Saccharin (Sweet'N Low) has been consumed since 1879. It is one of the more argued about sweeteners because it was established in 1977 to lead to cancer in rats. However, the ban on saccharin was lifted in part because rats were being fed 800 diet sodas a day. Further, a later study established that for most consumers there was no increased risk of bladder cancer than for non-Saccharin users.

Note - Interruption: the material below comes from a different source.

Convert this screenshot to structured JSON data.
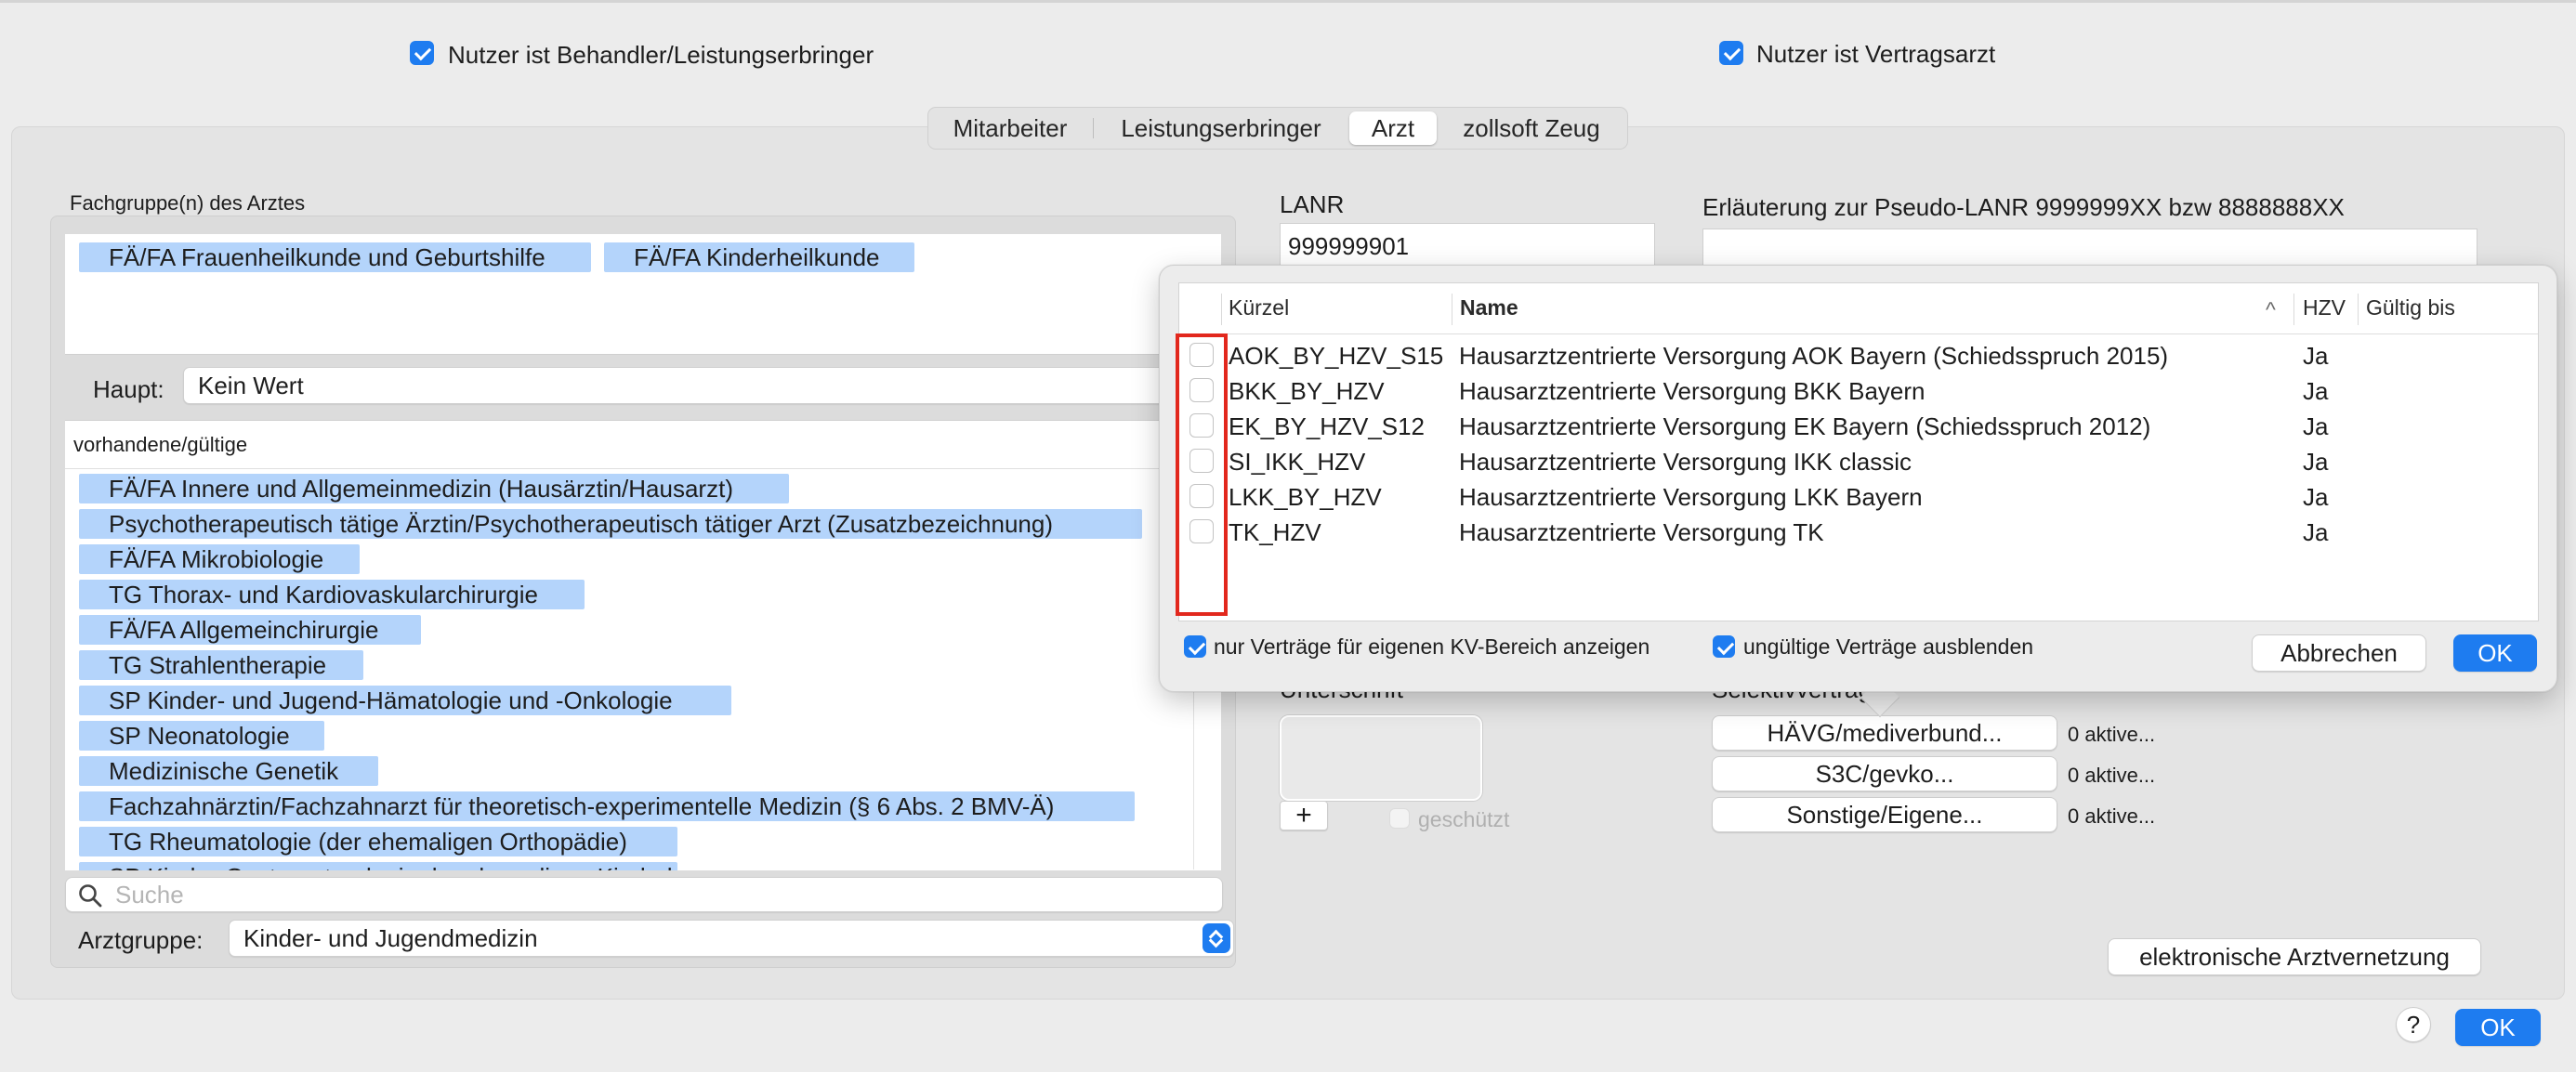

Aspartame (NutraSweet and Equal) is noted by the FDA to be one of the most meticulously tested artificial sweeteners. It's been researched over 100 times, toxologically and clinically, and was found to be a safe product. People with phenylketonuria and consumers with high levels of phenylalanine such as pregnant women, however, should be careful with their aspartame use amounts because it does have the potential to lead to brain damage.

Acesulfame-K (Sunette or Sweet One) doesn't spike blood sugar levels and is called safe by the FDA. But, some groups such as the Center for Science in the Public Interest believe that more thorough research ought to be funded to study its link to cancer.

Sucralose (Splenda) iswonderful for pastries and a good fit for diabetics, includes no calories and in no less than 110 studies was established to have no toxic or carcinogenic impact and have no negative pre-natal impact or effects on the brain. But, some rersearchers caution it will cause organ damage.

Other Sweeteners
Stevia is one of the more recent discoveries. It originates from a plant that is found in South America, and is up to now not FDA approved. And agave nectar, which you can find in health food stores, is known for its high calories and fructose syrup so its health possibilities are still a conversation topic . And most natural sweeteners such as honey, molasses, evaporated cane juice, rice syrup, barley malt, and fructose, also contain high calories which counter-act the reason for using a sweetener other than sugar.

So many substitutes, promising their distinct health benefits. The important part is that you must be conscious of what you are eating and how much sugar you're taking in. As with all aspects of life, moderation is the key to a fit body, however you sweeten your coffee!